Tidak hanya menuntut penetapan tersangka, Pekat IB juga mengeluarkan pernyataan keras yang menargetkan pucuk pimpinan eksekutif Kota Palembang. Adi BGP mendesak pihak kejaksaan untuk segera memanggil dan memeriksa Wakil Walikota Palembang, Prima Salam.
Langkah ini dinilai krusial mengingat derasnya desakan dan aspirasi dari masyarakat yang mengendus adanya keterlibatan pihak-pihak di lingkaran kekuasaan tertinggi kota.
“Panggil Wakil Walikota Palembang, Prima Salam, untuk dimintai keterangan. Karena berdasarkan desakan kuat dari masyarakat, dugaan aliran atau keterlibatan ini mengarah kuat kepada orang nomor dua di Kota Palembang tersebut,” lanjut Adi tanpa kompromi.
Kasus dugaan korupsi di tubuh Dishub Palembang ini kini menjadi sorotan nasional. Sikap lamban dari aparat penegak hukum dinilai hanya akan memperburuk citra pemberantasan korupsi di mata publik.

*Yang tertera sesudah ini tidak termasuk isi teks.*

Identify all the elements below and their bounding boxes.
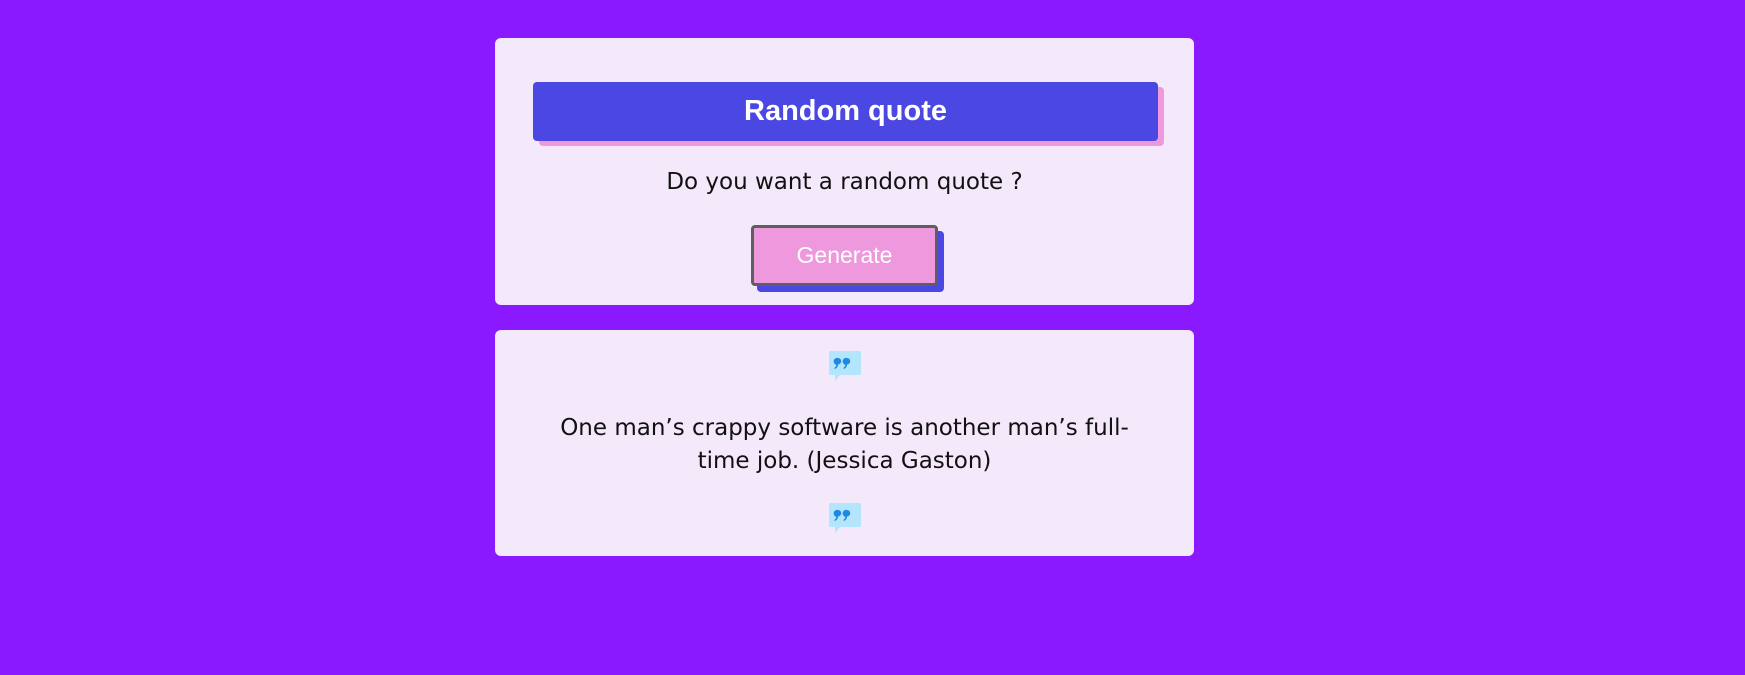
quote-bubble-icon (829, 351, 861, 381)
prompt-text: Do you want a random quote ? (666, 169, 1023, 195)
quote-card: One man’s crappy software is another man… (495, 330, 1194, 556)
generate-button-label: Generate (796, 242, 893, 268)
quote-bubble-icon (829, 503, 861, 533)
page-title: Random quote (744, 95, 947, 127)
generate-button[interactable]: Generate (751, 225, 938, 286)
quote-generator-card: Random quote Do you want a random quote … (495, 38, 1194, 305)
title-bar: Random quote (533, 82, 1158, 141)
quote-text: One man’s crappy software is another man… (560, 415, 1129, 474)
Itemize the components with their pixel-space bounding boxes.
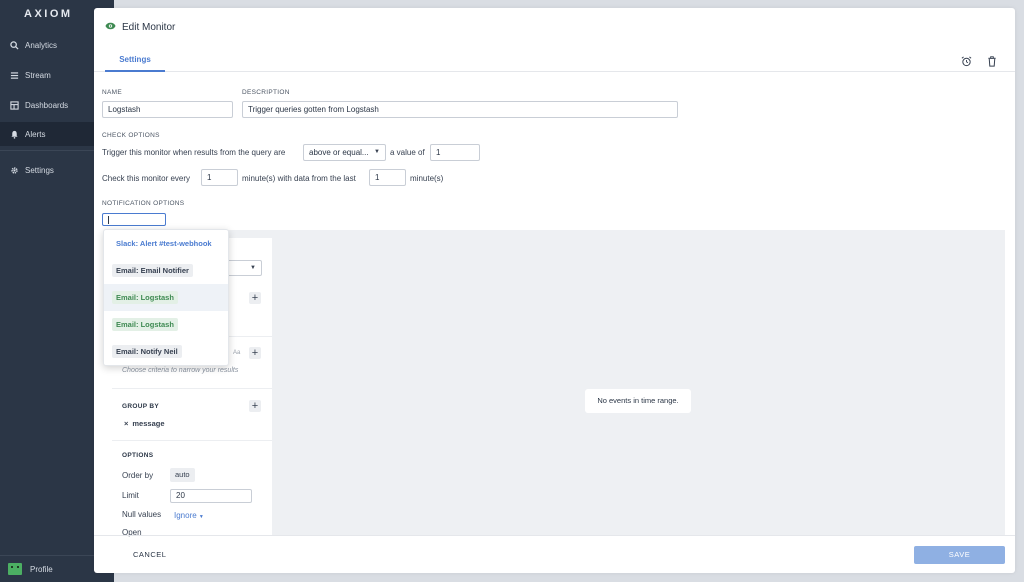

Masyarakat Palembang kini menunggu keberanian dan nyali dari Kajari Palembang: apakah mereka berani membongkar kasus ini sampai ke akar-akarnya, atau justru melempem ketika berhadapan dengan tembok kekuasaan?
DPD Pekat IB menegaskan akan terus mengawal kasus ini hingga para pelaku yang menggerogoti hak rakyat bisa diseret ke meja hijau,dan ingat jangan sampai ada dugaaTukar Kepala yang bisa mengorbankan bawahan demi menyelamatkan pimpinan (H Rizal).